Kevin Jones, ex-tenant of the Red Lion in Otley, West Yorkshire, wrote the letter to Enterprise Inns shareholders explaining the reasons why he was in debt and could not keep to a repayment plan. He included details of the way the company dealt with his diagnosis of bladder cancer and his subsequent financial difficulties in the development of a nightclub above the pub.

He wrote: “The only problem I have had is finance. I no longer have the options I had and I can only borrow money if I have the lease as security.
“Enterprise Inns will not give me the lease unless I am debt free and able to provide cleared funds for the project. This is a catch 22 situation. They will also not spend any money on the pub – which it seriously needs in order to retain the customers we have built up.”

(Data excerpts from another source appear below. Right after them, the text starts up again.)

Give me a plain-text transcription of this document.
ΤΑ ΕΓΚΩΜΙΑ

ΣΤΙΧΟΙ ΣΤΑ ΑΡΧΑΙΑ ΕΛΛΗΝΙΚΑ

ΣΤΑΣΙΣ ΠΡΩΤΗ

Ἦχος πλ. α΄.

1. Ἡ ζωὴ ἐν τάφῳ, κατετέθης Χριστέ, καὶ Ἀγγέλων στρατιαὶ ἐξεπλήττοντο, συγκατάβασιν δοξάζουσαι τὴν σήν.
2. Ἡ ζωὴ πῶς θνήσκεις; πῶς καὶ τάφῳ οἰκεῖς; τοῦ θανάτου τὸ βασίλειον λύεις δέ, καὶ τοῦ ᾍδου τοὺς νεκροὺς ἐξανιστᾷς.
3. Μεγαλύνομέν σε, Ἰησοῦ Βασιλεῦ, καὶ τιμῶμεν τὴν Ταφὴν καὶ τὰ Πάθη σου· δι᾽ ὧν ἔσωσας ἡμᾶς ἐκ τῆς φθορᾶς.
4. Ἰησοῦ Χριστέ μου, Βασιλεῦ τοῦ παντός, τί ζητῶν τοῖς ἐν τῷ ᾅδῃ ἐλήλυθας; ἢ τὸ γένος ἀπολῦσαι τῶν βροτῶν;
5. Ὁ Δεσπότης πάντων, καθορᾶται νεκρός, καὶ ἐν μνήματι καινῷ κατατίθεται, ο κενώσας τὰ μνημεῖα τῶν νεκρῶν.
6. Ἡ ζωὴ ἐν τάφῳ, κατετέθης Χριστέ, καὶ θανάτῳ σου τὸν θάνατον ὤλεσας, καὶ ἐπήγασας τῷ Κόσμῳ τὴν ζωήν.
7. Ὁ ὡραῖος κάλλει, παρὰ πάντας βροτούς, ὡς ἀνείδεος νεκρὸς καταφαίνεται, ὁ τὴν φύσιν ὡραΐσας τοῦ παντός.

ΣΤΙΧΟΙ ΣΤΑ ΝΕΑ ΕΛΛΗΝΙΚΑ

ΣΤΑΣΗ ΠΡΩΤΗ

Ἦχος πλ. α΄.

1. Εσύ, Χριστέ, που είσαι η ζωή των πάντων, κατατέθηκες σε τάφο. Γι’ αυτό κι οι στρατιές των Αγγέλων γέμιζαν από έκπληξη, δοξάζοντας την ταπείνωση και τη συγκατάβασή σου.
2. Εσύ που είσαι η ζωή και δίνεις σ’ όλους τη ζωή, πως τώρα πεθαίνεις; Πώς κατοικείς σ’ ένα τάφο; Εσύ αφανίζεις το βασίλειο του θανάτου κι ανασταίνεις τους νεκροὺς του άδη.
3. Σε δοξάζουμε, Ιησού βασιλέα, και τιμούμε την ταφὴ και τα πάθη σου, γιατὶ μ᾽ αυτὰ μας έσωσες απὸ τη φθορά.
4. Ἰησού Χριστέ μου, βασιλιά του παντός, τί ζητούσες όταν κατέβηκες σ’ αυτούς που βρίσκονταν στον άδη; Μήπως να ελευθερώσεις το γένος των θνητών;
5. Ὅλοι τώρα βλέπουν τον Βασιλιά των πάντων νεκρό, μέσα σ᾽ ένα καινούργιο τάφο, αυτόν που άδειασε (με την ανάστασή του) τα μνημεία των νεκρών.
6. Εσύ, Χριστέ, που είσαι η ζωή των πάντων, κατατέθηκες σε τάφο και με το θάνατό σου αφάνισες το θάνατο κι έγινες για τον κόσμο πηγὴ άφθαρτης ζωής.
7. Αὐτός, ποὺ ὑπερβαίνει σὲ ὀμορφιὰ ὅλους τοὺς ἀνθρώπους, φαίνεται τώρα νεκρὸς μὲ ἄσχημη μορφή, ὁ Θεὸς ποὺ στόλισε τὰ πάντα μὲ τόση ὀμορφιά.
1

Jones took on the pub in November 2011 after a series of closures and tenant changes. A previous landlord was taken to court to return the premises licence, Jones stated in the letter, during which time the pub was known locally as ‘the dead lion’.

Extreme conditions
Jones’ business plan showed a growth at 20% per month for six months but the pub made a loss for the first six months, only starting to make a significant profit after the first year. Since the refurbishment of two pubs nearby Jones admitted trade “dipped well below our breakeven point”, not helped by “extreme local conditions which decreased trade town wide”.

Jones was given a month’s notice to clear his debt and said he wrote to Enterprise advising them he would be going to court to seek damages and a refund on the money spent on planning permission and licence applications. On 13 June Jones’ business development manager told him he had to leave on 24 June.

Jones displayed the six metre by two metre letter outside the pub on Friday after the company failed to renegotiate a deal to keep the pub open.

In a statement, Enterprise Inns said: “When Mr Jones took on the tenancy, he was fully aware of the challenges facing the Red Lion.

“Unfortunately, Mr Jones has not developed the business in keeping with his original plans, and we have worked extremely hard with him - including setting up payment plans and providing generous credit extensions – with the clear objective of developing longer-term plans for his continuing occupation at the Red Lion.  

"However, notwithstanding the other business challenges he has faced, and despite our assistance, Mr Jones has persistently breached the terms of the agreement under which he occupies the Red Lion, negating any chance of a mutually acceptable outcome to our discussions. We have therefore had no alternative but to serve notice in accordance with the terms of his tenancy agreement.”